I felt a hand on my ass, firmly rubbing me through my jeans. Then she gave a firm squeeze and held it, reaching over and whispering into my ear, "Maybe I was being too critical before."
I turned and faced her, my nose nearly touching hers, a broad smile on my face. "You let me know when you know for sure either way, okay?"
Her eyebrow raised as she seemed to just stare at me for a moment. Then, without warning, she leaned in and kissed me. It was soft and tender at first, then more insistent and hungry as I overcame my shock and kissed her back.
Her hands were stroking my upper arms through the thin fabric of my shirt. My arms tensed, then fell as my hands went to her waist. Soon, the kiss deepened as our tongues started brushing against each other, tasting and probing. After a minute or so, Rebecca broke back with a deep breath.
"Come on," she said, taking my hand. "Dinner will hold."
She pulled me toward the bedroom, and I followed willingly. Once there, she turned and pulled her blouse over her head.
"You just let me know if I'm being too forward here," she said with a sly grin.
I just stood there, my mouth agape, my eyes taking in the smooth olive skin of her taut belly and the gentle rise of her breasts disappearing into a black lace bra.
"You like?" she teased, reaching back to unsnap her bra before shrugging it off her shoulders.
My eyes locked on her breasts, then looked back to her face. She had a flush of pride and excitement at my reaction.
"I take it this'll do?" she said, unbuttoning and unzipping her shorts before sliding them down her hips and her legs.
I said nothing.

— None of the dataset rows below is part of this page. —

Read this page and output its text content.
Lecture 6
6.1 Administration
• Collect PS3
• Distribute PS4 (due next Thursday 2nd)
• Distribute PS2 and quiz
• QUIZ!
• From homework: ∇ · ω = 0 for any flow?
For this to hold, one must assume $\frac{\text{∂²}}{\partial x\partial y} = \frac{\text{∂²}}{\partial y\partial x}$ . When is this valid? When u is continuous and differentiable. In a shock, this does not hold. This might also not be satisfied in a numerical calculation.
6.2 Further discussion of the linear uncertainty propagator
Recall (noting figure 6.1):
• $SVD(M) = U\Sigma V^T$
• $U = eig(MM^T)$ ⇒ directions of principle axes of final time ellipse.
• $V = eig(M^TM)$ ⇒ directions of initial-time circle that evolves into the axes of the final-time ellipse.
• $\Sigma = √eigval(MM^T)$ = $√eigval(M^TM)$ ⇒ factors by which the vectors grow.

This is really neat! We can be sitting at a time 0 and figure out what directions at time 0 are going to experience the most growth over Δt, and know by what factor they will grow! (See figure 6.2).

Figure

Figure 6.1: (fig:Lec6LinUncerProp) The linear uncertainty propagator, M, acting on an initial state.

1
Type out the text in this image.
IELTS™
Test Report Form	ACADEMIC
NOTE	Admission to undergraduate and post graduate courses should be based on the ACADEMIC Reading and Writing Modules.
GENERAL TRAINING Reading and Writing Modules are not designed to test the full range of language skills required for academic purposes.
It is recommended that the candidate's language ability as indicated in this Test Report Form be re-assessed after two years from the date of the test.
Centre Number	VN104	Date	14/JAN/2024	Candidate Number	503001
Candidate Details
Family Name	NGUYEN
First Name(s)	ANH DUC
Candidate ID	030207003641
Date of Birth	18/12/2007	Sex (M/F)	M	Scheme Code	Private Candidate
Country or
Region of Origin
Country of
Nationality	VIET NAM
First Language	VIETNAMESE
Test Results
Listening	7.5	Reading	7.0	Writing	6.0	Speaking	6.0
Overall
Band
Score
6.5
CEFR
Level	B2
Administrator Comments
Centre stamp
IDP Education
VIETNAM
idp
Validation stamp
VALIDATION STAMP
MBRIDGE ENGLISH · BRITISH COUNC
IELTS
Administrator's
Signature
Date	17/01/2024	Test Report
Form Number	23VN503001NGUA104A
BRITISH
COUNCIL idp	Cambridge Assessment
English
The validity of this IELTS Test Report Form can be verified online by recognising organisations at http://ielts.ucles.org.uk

I was frozen in place, the only movement in my eyes as they followed the progress of the faded jeans to the floor before looking back at her midsection clad only in skimpy black silk panties with a white lacy bow.
"Come here, Mark," she said, her voice a husky whisper. I still couldn't move--couldn't seem to process that this was happening--which only seemed to turn her on even more. Still, I could only stare in wonderment. Her breasts, while not huge, were well-proportioned to her body and still holding up; her belly was flat, and her legs were long, toned, and smooth. And that rear end; my God, Renaissance artists dreamed of sculpting such a posterior so perfectly pouty and still proportionate to the rest of the figure.
"Mark," she said, walking toward me, "am I going too fast here?"
My eyes met hers and she hesitated. Her eyes were questioning, but something in my look must have answered her doubts. Slowly, her lips curled into a lewd smile filled with promises of adventure and pleasures untold of in polite society.